Encore plus préoccupant, ces journaux n'étaient pas isolés - ils comprenaient des données provenant des escroqueries précédentes de Lainchain, Rawkchain et Staxeblock, alimentant un réseau croissant d'informations volées.

Se protéger dans l'espace crypto

L'escroquerie de Lainchain met en lumière la menace croissante des fausses plateformes conçues pour imiter des opérations légitimes, ciblant ceux qui ne connaissent pas les systèmes crypto. Bien que des escroqueries comme celle-ci soient exposées, d'innombrables autres opèrent dans l'ombre, volant des millions à des utilisateurs non méfiants.

Rester en sécurité commence par comprendre comment ces escroqueries fonctionnent. Les fraudeurs demandent souvent des phrases de récupération ou trompent les utilisateurs en les incitant à connecter leurs portefeuilles à des plateformes malveillantes. Slava Demchuk, PDG d'AMLBot, a expliqué les risques :

« En connectant votre portefeuille à une plateforme non fiable, vous pourriez accorder involontairement des autorisations à des contrats intelligents malveillants pour accéder et vider vos fonds. Avant d'approuver toute transaction, examinez toujours les détails avec soin.
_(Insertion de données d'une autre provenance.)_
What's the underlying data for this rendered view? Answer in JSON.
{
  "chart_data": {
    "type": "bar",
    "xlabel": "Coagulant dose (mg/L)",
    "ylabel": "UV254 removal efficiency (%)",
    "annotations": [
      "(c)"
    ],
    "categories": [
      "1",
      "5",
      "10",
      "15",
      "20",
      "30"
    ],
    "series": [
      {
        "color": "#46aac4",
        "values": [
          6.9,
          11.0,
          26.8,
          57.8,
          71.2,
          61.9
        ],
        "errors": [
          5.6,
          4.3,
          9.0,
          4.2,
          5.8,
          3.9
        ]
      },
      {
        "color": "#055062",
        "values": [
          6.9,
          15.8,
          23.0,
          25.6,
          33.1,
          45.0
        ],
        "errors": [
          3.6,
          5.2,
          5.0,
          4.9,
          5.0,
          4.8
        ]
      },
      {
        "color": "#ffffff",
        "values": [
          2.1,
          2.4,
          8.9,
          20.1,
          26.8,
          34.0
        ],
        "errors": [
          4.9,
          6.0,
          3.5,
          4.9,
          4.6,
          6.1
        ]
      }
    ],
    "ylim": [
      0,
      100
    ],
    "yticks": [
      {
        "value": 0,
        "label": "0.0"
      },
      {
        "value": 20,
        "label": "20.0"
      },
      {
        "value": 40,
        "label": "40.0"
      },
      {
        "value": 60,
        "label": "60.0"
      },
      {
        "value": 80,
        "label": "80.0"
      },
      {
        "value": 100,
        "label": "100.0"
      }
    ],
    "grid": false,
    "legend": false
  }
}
Si la plateforme semble peu fiable ou manque d'un historique éprouvé, il vaut mieux s'en éloigner. »

Une autre tactique courante consiste à utiliser de fausses applications de portefeuille intégrées avec des logiciels malveillants pour voler des informations sensibles. Demchuk a souligné qu'il fallait faire preuve de prudence lors du téléchargement d'applications :

« Téléchargez uniquement des applications provenant de sources réputées et vérifiez leur crédibilité en consultant les avis des utilisateurs. Garder votre logiciel antivirus à jour ajoute une autre couche de protection. »

Il a également conseillé d'adopter une approche sceptique lors de l'évaluation des plateformes :

« Recherchez des drapeaux rouges comme des équipes anonymes ou non vérifiables, des identifiants manquants ou des incohérences dans leurs affirmations. Si quelque chose semble suspect, faites une pause et effectuez des recherches supplémentaires. Il vaut toujours mieux être prudent que de risquer de compromettre vos actifs. »

Signaler les escroqueries est tout aussi important. La collaboration entre utilisateurs, développeurs et régulateurs est essentielle pour protéger l'écosystème crypto. Rester informé et proactif protège non seulement les actifs individuels, mais renforce également la communauté crypto dans son ensemble contre ces menaces.